By divine arrangement, Mother Nature supplies the needs of all living entities. Overcome with insatiable greed, however, modern society blindly pillages the earth of valuable resources, and thus robs billions of people in developing countries of their God-given quota of food.
This statement is clearly corroborated by the fact that more than one-third of all grain produced in the world is being fed to cattle and other livestock. It appears, therefore, that the solution to world hunger lies beyond the boundaries of expensive and exhausting humanitarian efforts by a few NGOs and that the root cause needs to targeted, namely, greed. For too long individuals and wealthy nations have taken more than their fair share of the Earth’s resources and now must completely cease their selfish gluttony.
Furthermore, when we recognize the equality of all beings, we will naturally want to share the bounty of the earth with others and give up all selfish tendencies. The most damaging expression of selfishness is the growth of factory farming. Vast tracts of land are now needed to grow crops to feed the billions of animals being raised for food each year. According to scientists at the Smithsonian Institute, the equivalent of seven football fields of land is bulldozed every minute, much of it to create more room for farmed animals. Of all the agricultural land in the U.S., nearly 80 percent is used in some way to raise animals—that’s roughly half of the total land mass of the U.S.10 More than 260 million acres of U.S. forest have been cleared to create cropland to grow grain to feed farmed animals. Furthermore, to service the growing demand of animal agriculture, over 35% of all grain production in the world is fed to livestock and not humans.
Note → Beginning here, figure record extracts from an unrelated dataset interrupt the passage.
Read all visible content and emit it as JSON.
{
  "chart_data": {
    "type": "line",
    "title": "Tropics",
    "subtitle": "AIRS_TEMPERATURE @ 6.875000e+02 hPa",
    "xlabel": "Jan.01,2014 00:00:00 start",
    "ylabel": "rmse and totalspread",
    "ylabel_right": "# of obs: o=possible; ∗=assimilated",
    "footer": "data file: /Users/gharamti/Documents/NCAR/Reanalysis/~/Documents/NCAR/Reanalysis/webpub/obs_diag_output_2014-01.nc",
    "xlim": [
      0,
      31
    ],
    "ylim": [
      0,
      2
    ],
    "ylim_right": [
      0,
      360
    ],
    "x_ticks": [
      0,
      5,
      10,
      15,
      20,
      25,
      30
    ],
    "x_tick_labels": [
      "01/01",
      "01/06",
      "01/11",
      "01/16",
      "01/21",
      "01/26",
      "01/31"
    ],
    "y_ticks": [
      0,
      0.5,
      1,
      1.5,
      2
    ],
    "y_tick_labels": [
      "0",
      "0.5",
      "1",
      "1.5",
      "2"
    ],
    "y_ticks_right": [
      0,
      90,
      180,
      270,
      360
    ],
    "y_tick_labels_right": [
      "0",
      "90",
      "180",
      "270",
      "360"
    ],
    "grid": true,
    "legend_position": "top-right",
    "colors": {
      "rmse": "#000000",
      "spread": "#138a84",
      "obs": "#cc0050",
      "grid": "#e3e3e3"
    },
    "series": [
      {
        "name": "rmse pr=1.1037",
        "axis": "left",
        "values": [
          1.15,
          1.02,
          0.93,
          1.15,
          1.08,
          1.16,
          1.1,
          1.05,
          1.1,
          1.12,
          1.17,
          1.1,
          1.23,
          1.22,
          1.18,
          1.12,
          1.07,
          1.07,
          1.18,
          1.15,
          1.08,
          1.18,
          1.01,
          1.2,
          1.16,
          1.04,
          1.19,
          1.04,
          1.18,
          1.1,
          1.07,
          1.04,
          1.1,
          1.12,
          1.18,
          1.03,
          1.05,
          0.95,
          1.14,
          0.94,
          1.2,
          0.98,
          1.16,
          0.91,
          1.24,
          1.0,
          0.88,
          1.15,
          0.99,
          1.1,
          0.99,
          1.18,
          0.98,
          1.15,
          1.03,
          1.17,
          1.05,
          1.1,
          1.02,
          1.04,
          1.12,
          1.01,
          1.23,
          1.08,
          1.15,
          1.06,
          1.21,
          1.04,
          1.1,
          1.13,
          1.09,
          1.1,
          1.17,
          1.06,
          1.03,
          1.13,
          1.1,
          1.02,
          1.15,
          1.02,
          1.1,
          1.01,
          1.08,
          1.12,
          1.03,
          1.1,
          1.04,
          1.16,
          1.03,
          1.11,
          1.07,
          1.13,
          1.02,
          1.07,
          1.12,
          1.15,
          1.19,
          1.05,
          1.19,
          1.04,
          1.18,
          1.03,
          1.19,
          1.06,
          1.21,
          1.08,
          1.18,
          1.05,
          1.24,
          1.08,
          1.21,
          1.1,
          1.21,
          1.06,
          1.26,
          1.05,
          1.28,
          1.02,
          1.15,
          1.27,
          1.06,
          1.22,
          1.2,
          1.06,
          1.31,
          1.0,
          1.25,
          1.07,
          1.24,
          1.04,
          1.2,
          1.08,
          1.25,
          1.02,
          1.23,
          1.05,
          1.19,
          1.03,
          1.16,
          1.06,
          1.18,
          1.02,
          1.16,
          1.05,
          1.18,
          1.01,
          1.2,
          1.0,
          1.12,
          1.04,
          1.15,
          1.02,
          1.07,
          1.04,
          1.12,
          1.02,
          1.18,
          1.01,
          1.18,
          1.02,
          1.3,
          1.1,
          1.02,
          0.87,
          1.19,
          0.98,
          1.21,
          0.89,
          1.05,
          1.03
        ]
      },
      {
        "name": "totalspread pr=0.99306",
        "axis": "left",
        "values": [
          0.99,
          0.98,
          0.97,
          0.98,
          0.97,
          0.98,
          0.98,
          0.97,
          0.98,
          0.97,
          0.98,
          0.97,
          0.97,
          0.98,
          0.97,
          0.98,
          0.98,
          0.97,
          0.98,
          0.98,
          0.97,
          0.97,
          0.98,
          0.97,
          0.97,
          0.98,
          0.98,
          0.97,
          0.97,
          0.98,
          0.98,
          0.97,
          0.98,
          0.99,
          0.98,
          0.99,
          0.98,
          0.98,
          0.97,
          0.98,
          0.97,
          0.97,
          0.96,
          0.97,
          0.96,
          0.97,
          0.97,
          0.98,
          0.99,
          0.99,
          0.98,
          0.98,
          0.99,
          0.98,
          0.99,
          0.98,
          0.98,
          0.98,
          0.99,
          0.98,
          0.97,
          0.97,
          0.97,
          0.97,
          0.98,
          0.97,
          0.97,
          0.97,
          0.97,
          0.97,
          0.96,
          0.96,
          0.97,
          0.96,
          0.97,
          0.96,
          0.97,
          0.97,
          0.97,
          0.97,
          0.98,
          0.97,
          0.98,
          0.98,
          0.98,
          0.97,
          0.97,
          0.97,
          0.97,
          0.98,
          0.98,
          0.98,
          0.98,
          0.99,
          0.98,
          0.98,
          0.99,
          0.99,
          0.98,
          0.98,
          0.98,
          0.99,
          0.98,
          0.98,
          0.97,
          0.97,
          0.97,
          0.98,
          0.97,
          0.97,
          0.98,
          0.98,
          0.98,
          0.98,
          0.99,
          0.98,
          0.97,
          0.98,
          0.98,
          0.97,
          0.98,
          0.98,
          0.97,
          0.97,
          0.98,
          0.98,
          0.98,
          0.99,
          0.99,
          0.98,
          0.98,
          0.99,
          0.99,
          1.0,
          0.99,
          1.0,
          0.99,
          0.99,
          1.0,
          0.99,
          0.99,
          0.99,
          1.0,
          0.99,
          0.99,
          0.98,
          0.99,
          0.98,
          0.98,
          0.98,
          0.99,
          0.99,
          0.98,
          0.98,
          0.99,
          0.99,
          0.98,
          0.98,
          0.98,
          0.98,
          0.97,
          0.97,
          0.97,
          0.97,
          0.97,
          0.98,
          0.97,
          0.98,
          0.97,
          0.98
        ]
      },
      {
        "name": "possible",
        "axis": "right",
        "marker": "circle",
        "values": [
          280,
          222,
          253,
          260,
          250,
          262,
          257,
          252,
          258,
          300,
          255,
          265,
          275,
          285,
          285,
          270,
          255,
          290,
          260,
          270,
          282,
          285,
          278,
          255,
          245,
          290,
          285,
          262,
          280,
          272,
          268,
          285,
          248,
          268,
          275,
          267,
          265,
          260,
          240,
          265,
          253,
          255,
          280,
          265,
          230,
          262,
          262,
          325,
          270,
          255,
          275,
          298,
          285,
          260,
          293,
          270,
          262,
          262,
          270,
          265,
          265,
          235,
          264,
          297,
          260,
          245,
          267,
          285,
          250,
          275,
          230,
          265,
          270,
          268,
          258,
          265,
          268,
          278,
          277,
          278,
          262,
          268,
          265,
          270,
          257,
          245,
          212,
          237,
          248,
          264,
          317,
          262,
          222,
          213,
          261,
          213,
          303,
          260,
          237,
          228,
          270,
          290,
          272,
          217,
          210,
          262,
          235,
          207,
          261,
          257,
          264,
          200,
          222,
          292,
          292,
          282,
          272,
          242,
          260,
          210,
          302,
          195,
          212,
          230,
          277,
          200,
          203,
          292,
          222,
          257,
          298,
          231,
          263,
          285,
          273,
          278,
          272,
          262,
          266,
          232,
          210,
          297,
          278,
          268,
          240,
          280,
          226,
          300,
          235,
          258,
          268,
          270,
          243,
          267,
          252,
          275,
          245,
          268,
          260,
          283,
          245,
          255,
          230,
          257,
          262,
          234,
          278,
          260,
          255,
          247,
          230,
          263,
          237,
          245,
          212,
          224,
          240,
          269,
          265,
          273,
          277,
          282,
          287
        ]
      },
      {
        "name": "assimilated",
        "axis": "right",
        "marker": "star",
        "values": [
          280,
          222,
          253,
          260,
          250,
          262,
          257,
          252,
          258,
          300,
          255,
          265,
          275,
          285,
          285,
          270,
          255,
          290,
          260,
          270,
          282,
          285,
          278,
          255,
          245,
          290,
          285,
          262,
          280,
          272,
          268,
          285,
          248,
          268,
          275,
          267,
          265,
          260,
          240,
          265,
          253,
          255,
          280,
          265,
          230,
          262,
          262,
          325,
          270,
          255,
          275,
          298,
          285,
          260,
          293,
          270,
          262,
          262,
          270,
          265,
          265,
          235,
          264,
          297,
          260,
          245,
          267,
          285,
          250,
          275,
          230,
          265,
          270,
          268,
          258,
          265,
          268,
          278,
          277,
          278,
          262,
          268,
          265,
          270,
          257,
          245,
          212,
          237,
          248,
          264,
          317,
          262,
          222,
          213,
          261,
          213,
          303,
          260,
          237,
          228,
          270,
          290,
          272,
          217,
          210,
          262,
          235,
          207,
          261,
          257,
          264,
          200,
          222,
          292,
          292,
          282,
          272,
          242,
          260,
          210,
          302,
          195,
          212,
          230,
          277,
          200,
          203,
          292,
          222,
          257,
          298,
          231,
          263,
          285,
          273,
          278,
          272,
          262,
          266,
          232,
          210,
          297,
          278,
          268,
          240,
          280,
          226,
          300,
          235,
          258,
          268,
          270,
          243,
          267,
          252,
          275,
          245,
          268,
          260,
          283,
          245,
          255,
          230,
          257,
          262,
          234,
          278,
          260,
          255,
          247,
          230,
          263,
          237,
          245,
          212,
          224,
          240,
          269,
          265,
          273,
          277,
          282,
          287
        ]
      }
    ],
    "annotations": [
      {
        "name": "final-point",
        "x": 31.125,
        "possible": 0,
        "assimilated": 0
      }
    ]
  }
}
A worldwide mission to feed and educate
1. Feeding programs
- Lunch meals to school children
- Budget restaurants
- Emergency relief
- Shelters (homeless, single women and men)
- College feeding programs
- Cultural festivals
- Public Discourses
- Distribution of Literature
- Networking with other NGOs
- Social Media
- Food Yoga
In fact, Food for Life volunteers often risks their own lives to help those in need.
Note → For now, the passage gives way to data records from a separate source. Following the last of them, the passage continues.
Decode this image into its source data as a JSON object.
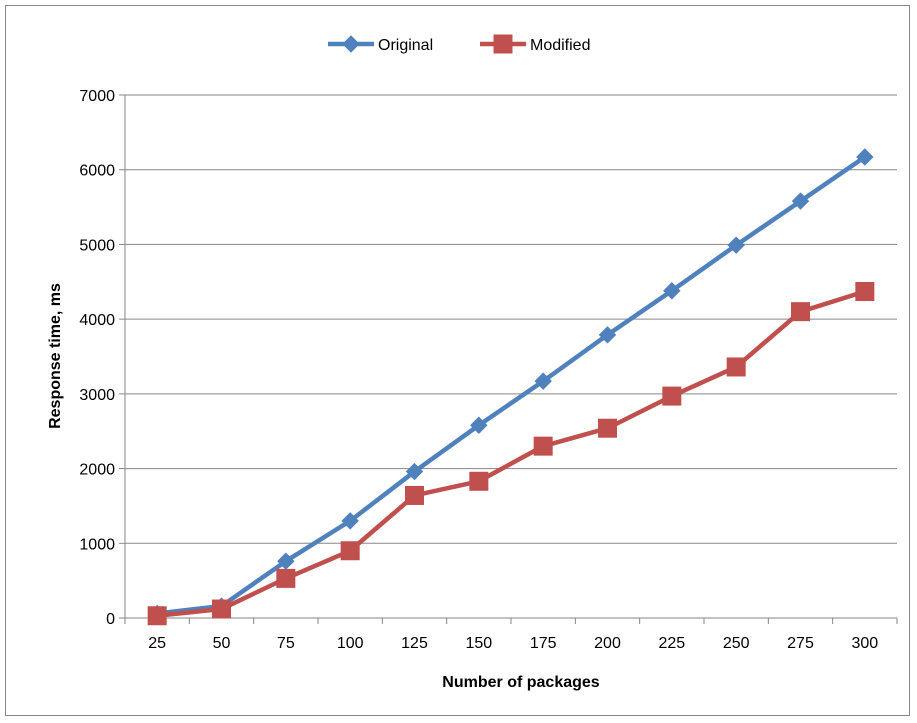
{
  "chart_data": {
    "type": "line",
    "xlabel": "Number of packages",
    "ylabel": "Response time, ms",
    "categories": [
      "25",
      "50",
      "75",
      "100",
      "125",
      "150",
      "175",
      "200",
      "225",
      "250",
      "275",
      "300"
    ],
    "ylim": [
      0,
      7000
    ],
    "yticks": [
      0,
      1000,
      2000,
      3000,
      4000,
      5000,
      6000,
      7000
    ],
    "grid": true,
    "legend": "top-center",
    "series": [
      {
        "name": "Original",
        "color": "#4F81BD",
        "marker": "diamond",
        "values": [
          60,
          160,
          760,
          1300,
          1960,
          2580,
          3170,
          3790,
          4380,
          4990,
          5580,
          6170
        ]
      },
      {
        "name": "Modified",
        "color": "#C0504D",
        "marker": "square",
        "values": [
          30,
          120,
          530,
          900,
          1640,
          1830,
          2300,
          2540,
          2970,
          3360,
          4100,
          4370
        ]
      }
    ]
  }
}
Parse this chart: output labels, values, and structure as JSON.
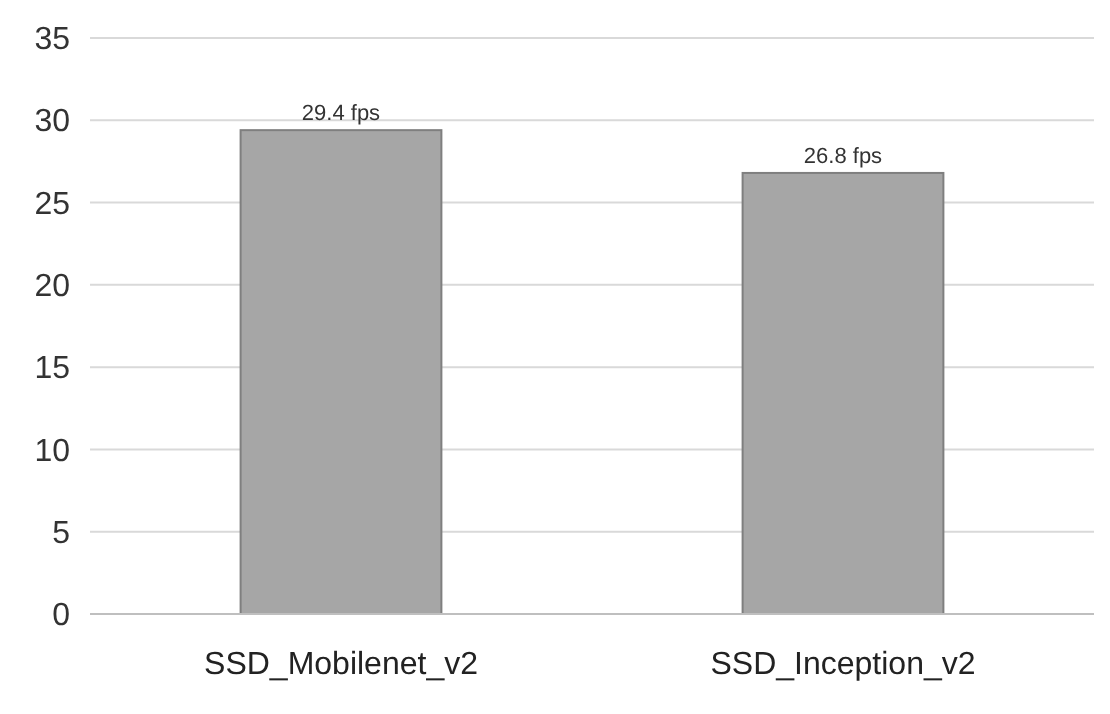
{
  "chart_data": {
    "type": "bar",
    "categories": [
      "SSD_Mobilenet_v2",
      "SSD_Inception_v2"
    ],
    "values": [
      29.4,
      26.8
    ],
    "value_labels": [
      "29.4 fps",
      "26.8 fps"
    ],
    "color": "#a6a6a6",
    "ylim": [
      0,
      35
    ],
    "yticks": [
      0,
      5,
      10,
      15,
      20,
      25,
      30,
      35
    ],
    "grid": "y"
  }
}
“…here they have a reputation like the one Mother Teresa has in Calcutta: it’s not hard finding someone to swear they are saints.”
These volunteers showed tolerance and compassion above and beyond the call of duty, demonstrating true equanimity and a deep understanding of their human responsibility. The jewel of India’s spiritual wisdom, the Bhagavad-gita describes equanimity as a natural expression of one’s spiritual wisdom. The Sanskrit term Sama darshinah is used, which translates as “equal vision”, and the Gita describes it as that which separates the truly wise person from the fool.
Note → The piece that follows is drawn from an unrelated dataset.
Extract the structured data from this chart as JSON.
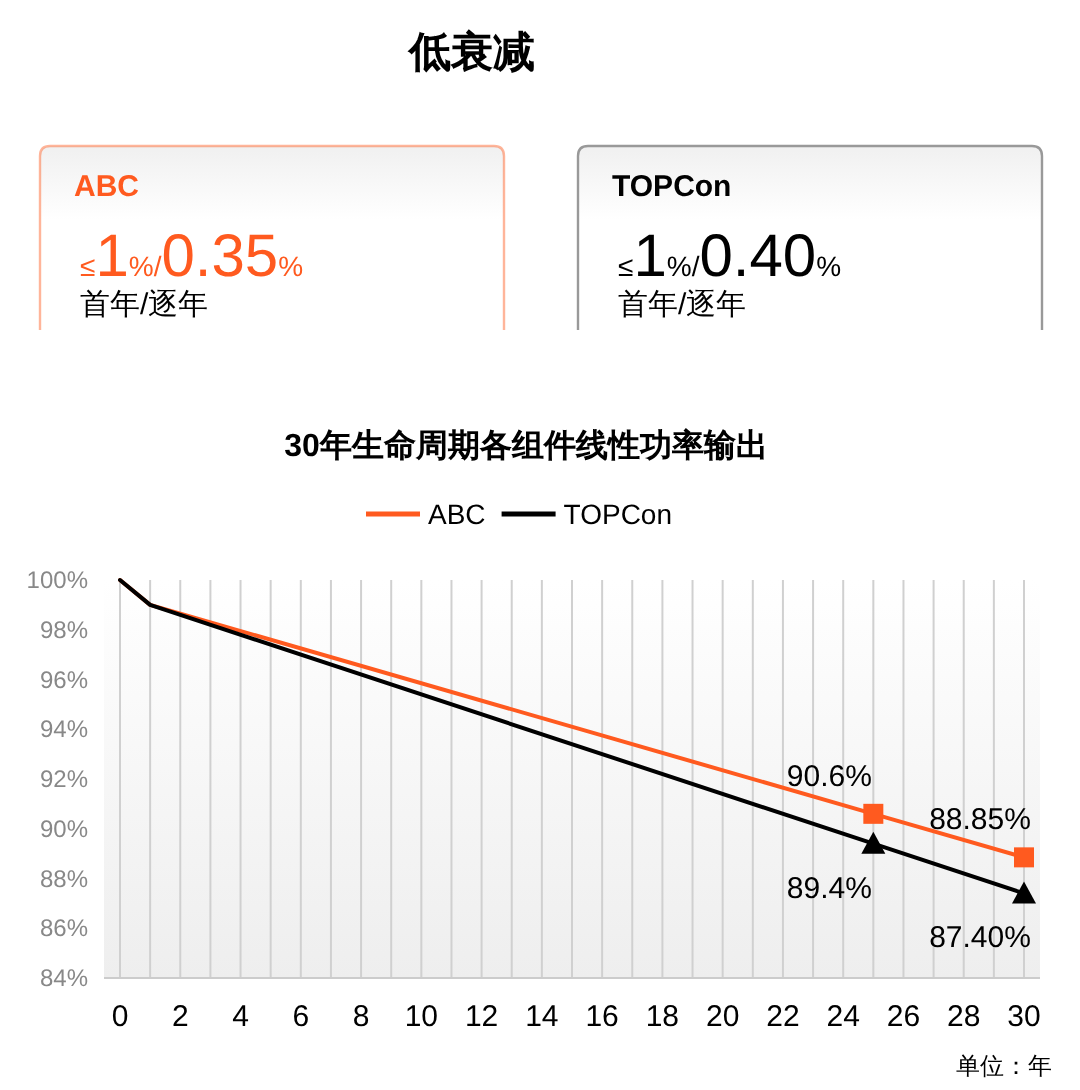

Food for Life believes that food, so central to the survival of every culture on earth, holds the key to real peace and prosperity. What better way to express that understanding than by educating people on the value of spiritual equality and the selfless sharing of karma-free pure food?
Since 1974, Food for Life has been committed to the practical response of establishing feeding programs in more than 60 countries throughout the world. However, our resources are very limited; sadly, we are losing the race against world hunger. We, therefore, call out in earnest to all people around the world to accept this human responsibility. It’s time for real action. Establish feeding programs in your area, and make concerted efforts to educate the public about the global benefits of a plant-based diet, and more importantly, embrace this concept of spiritual equality as a permanent solution to world hunger. The children of the developing world are depending on you.